Bari – DIRE ‘anoressia’ significa evocare l’immagine di una persona, spesso donna, che rifiuta il cibo. L’idea comune è di una persona arresa alla vita, sconfitta perché debole, consumata in linea estrema dal proprio vissuto. C’è una componente essenziale, però, che sfugge e che spesso mette la parola “fine” al successo terapeutico.
E’ la rabbia dell’anoressico.
Di questo parla “Anoressia rabbiosa”, in libreria dal 16 dicembre per Edizioni Psiconline, casa editrice specializzata in psicoterapia, psicologia e scienze umane. Il saggio è scritto dagli psicoterapeuti Luciano Peirone ed Elena Gerardi, con la prefazione del professor Mario Fulcheri, ordinario di Psicologia Clinica nella facoltà di psicologia dell’università degli studi di Chieti-Pescara “Gabriele d’Annunzio”. «Con il termine “rabbiosa” – dicono i due autori – abbiamo voluto sottolineare una componente emozionale che ricorre in diversi pazienti anoressici, nei quali prevalgono sentimenti negativi, anche potenti, che ruotano attorno a invidia, gelosia, aggressività, irascibilità e, tra le altre, conflittualità nei rapporti interpersonali. Il più delle volte queste caratteristiche risultano represse e rimosse, per cui la persona appare frenata nell’esprimere questi stati d’animo, ovviamente difficili da rendere pubblici, per cui prevale la dimensione inconscia».
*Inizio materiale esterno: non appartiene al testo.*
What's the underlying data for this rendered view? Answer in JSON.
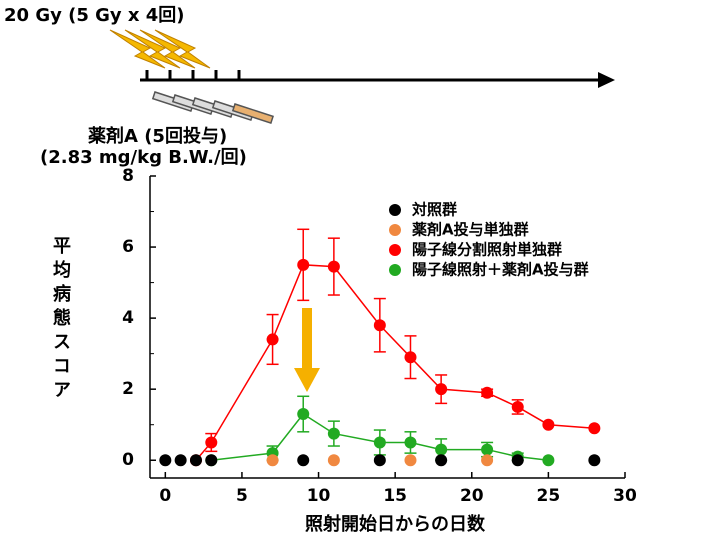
{
  "chart_data": {
    "type": "scatter",
    "schematic": {
      "dose": "20 Gy (5 Gy x 4回)",
      "drug": "薬剤A (5回投与)",
      "drug_dose": "(2.83 mg/kg B.W./回)"
    },
    "xlabel": "照射開始日からの日数",
    "ylabel": "平均病態スコア",
    "xlim": [
      -1,
      30
    ],
    "ylim": [
      -0.5,
      8
    ],
    "xticks": [
      0,
      5,
      10,
      15,
      20,
      25,
      30
    ],
    "yticks": [
      0,
      2,
      4,
      6,
      8
    ],
    "series": [
      {
        "name": "陽子線分割照射単独群",
        "color": "#ff0000",
        "line": true,
        "x": [
          2,
          3,
          7,
          9,
          11,
          14,
          16,
          18,
          21,
          23,
          25,
          28
        ],
        "values": [
          0,
          0.5,
          3.4,
          5.5,
          5.45,
          3.8,
          2.9,
          2.0,
          1.9,
          1.5,
          1.0,
          0.9
        ],
        "errors": [
          0,
          0.25,
          0.7,
          1.0,
          0.8,
          0.75,
          0.6,
          0.4,
          0.1,
          0.2,
          0,
          0
        ]
      },
      {
        "name": "陽子線照射＋薬剤A投与群",
        "color": "#22aa22",
        "line": true,
        "x": [
          3,
          7,
          9,
          11,
          14,
          16,
          18,
          21,
          23,
          25
        ],
        "values": [
          0,
          0.2,
          1.3,
          0.75,
          0.5,
          0.5,
          0.3,
          0.3,
          0.1,
          0
        ],
        "errors": [
          0,
          0.2,
          0.5,
          0.35,
          0.35,
          0.3,
          0.3,
          0.2,
          0.1,
          0
        ]
      },
      {
        "name": "薬剤A投与単独群",
        "color": "#f08840",
        "line": false,
        "x": [
          7,
          11,
          16,
          21
        ],
        "values": [
          0,
          0,
          0,
          0
        ]
      },
      {
        "name": "対照群",
        "color": "#000000",
        "line": false,
        "x": [
          0,
          1,
          2,
          3,
          9,
          14,
          18,
          23,
          28
        ],
        "values": [
          0,
          0,
          0,
          0,
          0,
          0,
          0,
          0,
          0
        ]
      }
    ],
    "legend_order": [
      3,
      2,
      0,
      1
    ]
  }
}
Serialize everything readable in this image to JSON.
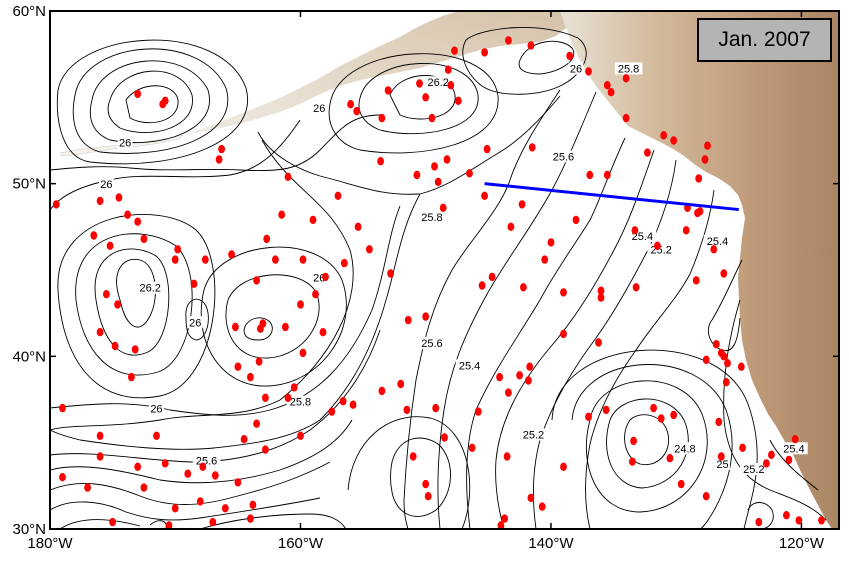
{
  "map": {
    "date_label": "Jan. 2007",
    "lon_range": [
      -180,
      -117
    ],
    "lat_range": [
      30,
      60
    ],
    "lat_ticks": [
      {
        "value": 60,
        "label": "60°N"
      },
      {
        "value": 50,
        "label": "50°N"
      },
      {
        "value": 40,
        "label": "40°N"
      },
      {
        "value": 30,
        "label": "30°N"
      }
    ],
    "lon_ticks": [
      {
        "value": -180,
        "label": "180°W"
      },
      {
        "value": -160,
        "label": "160°W"
      },
      {
        "value": -140,
        "label": "140°W"
      },
      {
        "value": -120,
        "label": "120°W"
      }
    ],
    "contour_labels": [
      {
        "text": "26.2",
        "lon": -149,
        "lat": 55.7
      },
      {
        "text": "26",
        "lon": -158.5,
        "lat": 54.2
      },
      {
        "text": "26",
        "lon": -138,
        "lat": 56.5
      },
      {
        "text": "25.8",
        "lon": -133.8,
        "lat": 56.5
      },
      {
        "text": "26",
        "lon": -174,
        "lat": 52.2
      },
      {
        "text": "26",
        "lon": -175.5,
        "lat": 49.8
      },
      {
        "text": "25.6",
        "lon": -139,
        "lat": 51.4
      },
      {
        "text": "25.8",
        "lon": -149.5,
        "lat": 47.9
      },
      {
        "text": "26",
        "lon": -158.5,
        "lat": 44.4
      },
      {
        "text": "26.2",
        "lon": -172,
        "lat": 43.8
      },
      {
        "text": "26",
        "lon": -168.4,
        "lat": 41.8
      },
      {
        "text": "25.6",
        "lon": -149.5,
        "lat": 40.6
      },
      {
        "text": "25.4",
        "lon": -146.5,
        "lat": 39.3
      },
      {
        "text": "25.4",
        "lon": -132.7,
        "lat": 46.8
      },
      {
        "text": "25.2",
        "lon": -131.2,
        "lat": 46.0
      },
      {
        "text": "25.4",
        "lon": -126.7,
        "lat": 46.5
      },
      {
        "text": "25.8",
        "lon": -160,
        "lat": 37.2
      },
      {
        "text": "26",
        "lon": -171.5,
        "lat": 36.8
      },
      {
        "text": "25.2",
        "lon": -141.4,
        "lat": 35.3
      },
      {
        "text": "24.8",
        "lon": -129.3,
        "lat": 34.5
      },
      {
        "text": "25",
        "lon": -126.3,
        "lat": 33.6
      },
      {
        "text": "25.6",
        "lon": -167.5,
        "lat": 33.8
      },
      {
        "text": "25.4",
        "lon": -120.6,
        "lat": 34.5
      },
      {
        "text": "25.2",
        "lon": -123.8,
        "lat": 33.3
      }
    ],
    "section_line": {
      "start": [
        -145.3,
        50.0
      ],
      "end": [
        -125.0,
        48.5
      ],
      "color": "#0000ff"
    },
    "float_color": "#ff0000",
    "land_colors": [
      "#e9e2d5",
      "#d6bfa4",
      "#c19d7c",
      "#a98563"
    ]
  }
}
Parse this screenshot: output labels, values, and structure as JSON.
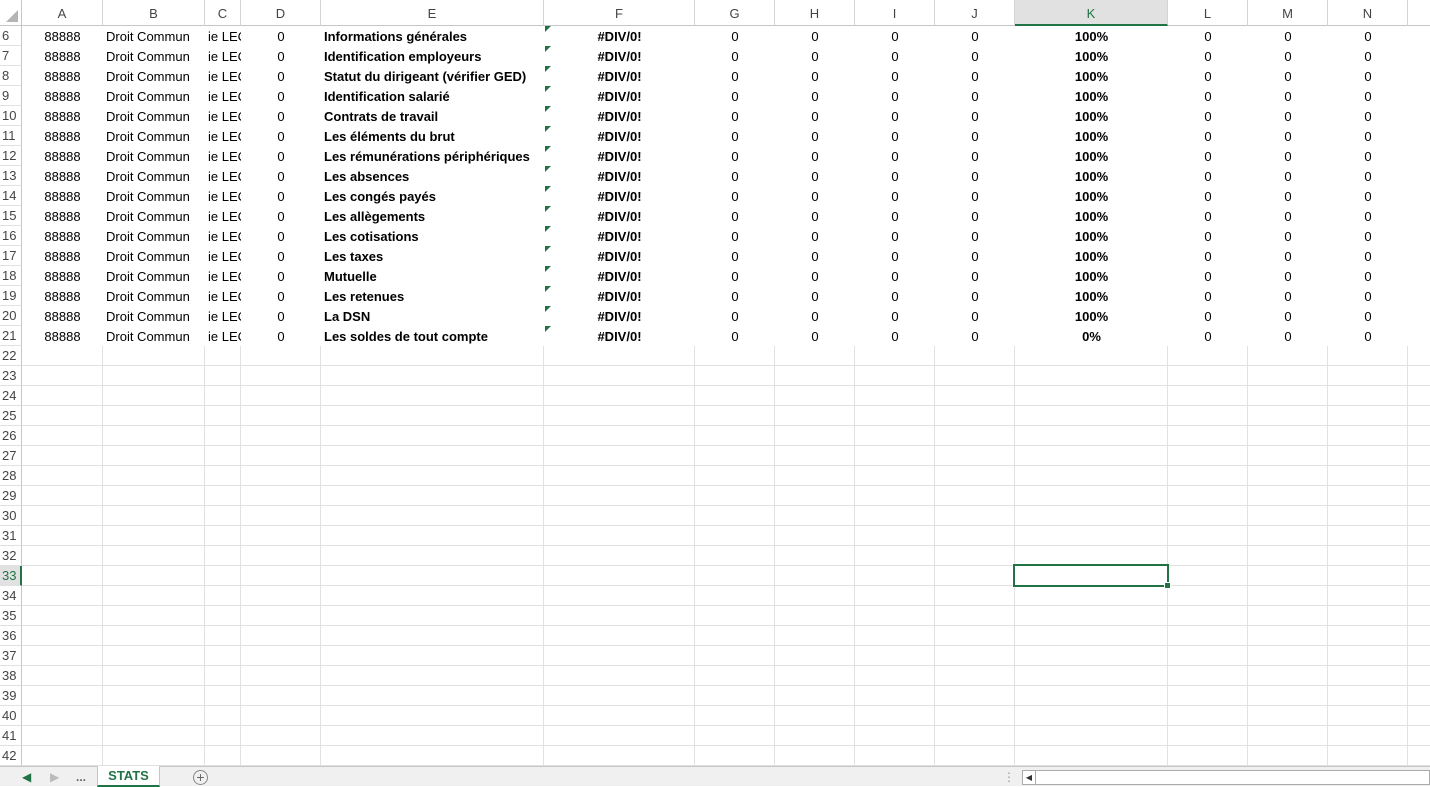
{
  "columns": [
    "A",
    "B",
    "C",
    "D",
    "E",
    "F",
    "G",
    "H",
    "I",
    "J",
    "K",
    "L",
    "M",
    "N"
  ],
  "selected_column": "K",
  "selected_row": 33,
  "first_row": 6,
  "last_row": 42,
  "rows": [
    {
      "n": 6,
      "cells": [
        "88888",
        "Droit Commun",
        "ie LEC",
        "0",
        "Informations générales",
        "#DIV/0!",
        "0",
        "0",
        "0",
        "0",
        "100%",
        "0",
        "0",
        "0"
      ]
    },
    {
      "n": 7,
      "cells": [
        "88888",
        "Droit Commun",
        "ie LEC",
        "0",
        "Identification employeurs",
        "#DIV/0!",
        "0",
        "0",
        "0",
        "0",
        "100%",
        "0",
        "0",
        "0"
      ]
    },
    {
      "n": 8,
      "cells": [
        "88888",
        "Droit Commun",
        "ie LEC",
        "0",
        "Statut du dirigeant (vérifier GED)",
        "#DIV/0!",
        "0",
        "0",
        "0",
        "0",
        "100%",
        "0",
        "0",
        "0"
      ]
    },
    {
      "n": 9,
      "cells": [
        "88888",
        "Droit Commun",
        "ie LEC",
        "0",
        "Identification salarié",
        "#DIV/0!",
        "0",
        "0",
        "0",
        "0",
        "100%",
        "0",
        "0",
        "0"
      ]
    },
    {
      "n": 10,
      "cells": [
        "88888",
        "Droit Commun",
        "ie LEC",
        "0",
        "Contrats de travail",
        "#DIV/0!",
        "0",
        "0",
        "0",
        "0",
        "100%",
        "0",
        "0",
        "0"
      ]
    },
    {
      "n": 11,
      "cells": [
        "88888",
        "Droit Commun",
        "ie LEC",
        "0",
        "Les éléments du brut",
        "#DIV/0!",
        "0",
        "0",
        "0",
        "0",
        "100%",
        "0",
        "0",
        "0"
      ]
    },
    {
      "n": 12,
      "cells": [
        "88888",
        "Droit Commun",
        "ie LEC",
        "0",
        "Les rémunérations périphériques",
        "#DIV/0!",
        "0",
        "0",
        "0",
        "0",
        "100%",
        "0",
        "0",
        "0"
      ]
    },
    {
      "n": 13,
      "cells": [
        "88888",
        "Droit Commun",
        "ie LEC",
        "0",
        "Les absences",
        "#DIV/0!",
        "0",
        "0",
        "0",
        "0",
        "100%",
        "0",
        "0",
        "0"
      ]
    },
    {
      "n": 14,
      "cells": [
        "88888",
        "Droit Commun",
        "ie LEC",
        "0",
        "Les congés payés",
        "#DIV/0!",
        "0",
        "0",
        "0",
        "0",
        "100%",
        "0",
        "0",
        "0"
      ]
    },
    {
      "n": 15,
      "cells": [
        "88888",
        "Droit Commun",
        "ie LEC",
        "0",
        "Les allègements",
        "#DIV/0!",
        "0",
        "0",
        "0",
        "0",
        "100%",
        "0",
        "0",
        "0"
      ]
    },
    {
      "n": 16,
      "cells": [
        "88888",
        "Droit Commun",
        "ie LEC",
        "0",
        "Les cotisations",
        "#DIV/0!",
        "0",
        "0",
        "0",
        "0",
        "100%",
        "0",
        "0",
        "0"
      ]
    },
    {
      "n": 17,
      "cells": [
        "88888",
        "Droit Commun",
        "ie LEC",
        "0",
        "Les taxes",
        "#DIV/0!",
        "0",
        "0",
        "0",
        "0",
        "100%",
        "0",
        "0",
        "0"
      ]
    },
    {
      "n": 18,
      "cells": [
        "88888",
        "Droit Commun",
        "ie LEC",
        "0",
        "Mutuelle",
        "#DIV/0!",
        "0",
        "0",
        "0",
        "0",
        "100%",
        "0",
        "0",
        "0"
      ]
    },
    {
      "n": 19,
      "cells": [
        "88888",
        "Droit Commun",
        "ie LEC",
        "0",
        "Les retenues",
        "#DIV/0!",
        "0",
        "0",
        "0",
        "0",
        "100%",
        "0",
        "0",
        "0"
      ]
    },
    {
      "n": 20,
      "cells": [
        "88888",
        "Droit Commun",
        "ie LEC",
        "0",
        "La DSN",
        "#DIV/0!",
        "0",
        "0",
        "0",
        "0",
        "100%",
        "0",
        "0",
        "0"
      ]
    },
    {
      "n": 21,
      "cells": [
        "88888",
        "Droit Commun",
        "ie LEC",
        "0",
        "Les soldes de tout compte",
        "#DIV/0!",
        "0",
        "0",
        "0",
        "0",
        "0%",
        "0",
        "0",
        "0"
      ]
    }
  ],
  "tabbar": {
    "prev_icon": "triangle-left-icon",
    "next_icon": "triangle-right-icon",
    "more_label": "...",
    "sheet_tab": "STATS",
    "add_sheet_icon": "plus-circle-icon",
    "add_sheet_label": "+"
  },
  "accent_color": "#217346"
}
L’anoressia, come sottolineano i due autori, è una malattia che è autentico paradosso per la “abbondante” civiltà del consumo. Una miccia cova nell’animo di chi ne soffre, tenuta a bada ma pur sempre benzina sul rifiuto del cibo, sulla negazione della vita. Si stima che 1 donna su 200 abbia in qualche modo a che fare con l’anoressia e che circa il 9% delle ragazze, tra i 12 e i 25 anni d’età, soffrano di Disturbi del comportamento alimentare, Dca, come bulimia, vomito, binge eating, obesità. L’anoressia, poi, è donna, se si stima che a fronte di un anoressico di sesso maschile, ce ne sono nove di sesso femminile e, altro dato allarmante, scende sempre di più l’età di esordio della malattia, che oggi arriva a riguardare anche bambine di otto anni. Per diagnosticare la malattia decisivo è il calcolo dell’Indice di massa corporea, che al di sotto del valore di 17,5 significa, appunto, anoressia.
In “Anoressia rabbiosa” i due autori offrono anche spaccati di vite vere, con testimonianze dirette della pazienti in terapia, così come percorsi e spunti terapeutici. «La cura della persona anoressica, – concludono Peirone e Gerardi – , consiste nel ri-costituire e ri-costruire il corpo, nel ridare fisicità al soggetto vivente. Nel farlo sentire vivo e degno della vita. Inoltre sta nel far rinascere la persona, restituendo tonicità al cuore, sede dell’anima, riempiendolo di sentimenti, svuotandolo delle cattive emozioni e colmandolo con quelle buone. Rompendo, in sintesi, il muro di pietra della vuota fortezza armata di rabbiosità. Per l’anoressico che cerca di guarire, ci vuole un cuore che torni ad amare. In fondo la malattia conclamata e anche il più sfumato disagio consistono in una “cattiva, o mal posta, fame d’amore”. Per contrastare la fredda ossessività di una rabbia trattenuta, occorre riscaldare e sciogliere il “sofferente cuore di ghiaccio che non ha più fame”».
Fondamentale è il ruolo della famiglia e della scuola così come multidisciplinare deve essere l’approccio terapeutico, con il coinvolgimento di più specialisti, dal gastroenterologo al nutrizionista, dallo psicoterapeuta all’educatore.